Not much is flowering at the moment. Some of the purple Fabaceae are starting to make their move (Common Hovea, Austral Indigo, Native Sarsparella) and on our hill the Drooping Mistletoe (Amyema pendulais) is looking stunning (see picture left).
Mistletoe is the common name applied to a group of parasitic plants that attach themselves to trees and shrubs. Mistletoes are often seen in the bush hanging in large clumps (of a different colour green) from eucalypt trees. The plant is native to Australia, non-poisonous to humans and an important food source and nesting site for birds.
The roots of the mistletoe are adapted to tapping into the host plant to obtain water and minerals. Given that the mistletoe derives some of its own sustenance through photosynthesis, it is regarded as only partially parasitic, or ‘hemiparasitic’. Sometimes the mistletoe root system totally takes over the water and mineral supplies of the host plant, resulting in that part of the plant beyond the mistletoe dying (see photo right).

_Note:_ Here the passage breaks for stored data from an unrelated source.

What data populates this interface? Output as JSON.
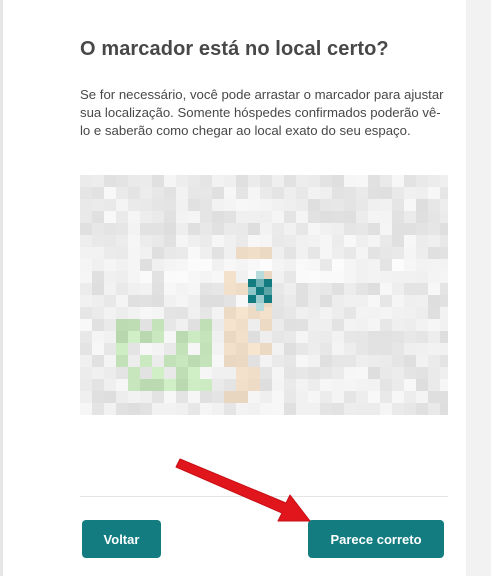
{
  "dialog": {
    "title": "O marcador está no local certo?",
    "description": "Se for necessário, você pode arrastar o marcador para ajustar sua localização. Somente hóspedes confirmados poderão vê-lo e saberão como chegar ao local exato do seu espaço."
  },
  "map": {
    "marker_icon": "location-marker-icon",
    "accent_color": "#127c80"
  },
  "actions": {
    "back_label": "Voltar",
    "confirm_label": "Parece correto"
  },
  "annotation": {
    "arrow_icon": "red-arrow-icon",
    "color": "#e0161c"
  }
}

Birds such as the Mistletoebird (Dicaeum hirundinaceum), discussed previously, are important for the plant’s propagation. Such birds eat the mistletoe berries and quickly digest the fruit, then pass the seed out the other end. The seed has a sticky coating that adheres to plants when it has gone through the bird’s gut. It germinates within a few days and the roots begin to penetrate the host plant.
In Europe the mistletoe is a symbol of fertility – because often in winter it is the only leaved plant in a deciduous forest. The tradition is that kissing under such a plant transfers that fertility to the kissees. It is lucky we don’t follow that tradition around here. With so much mistletoe around I’d never get any work done.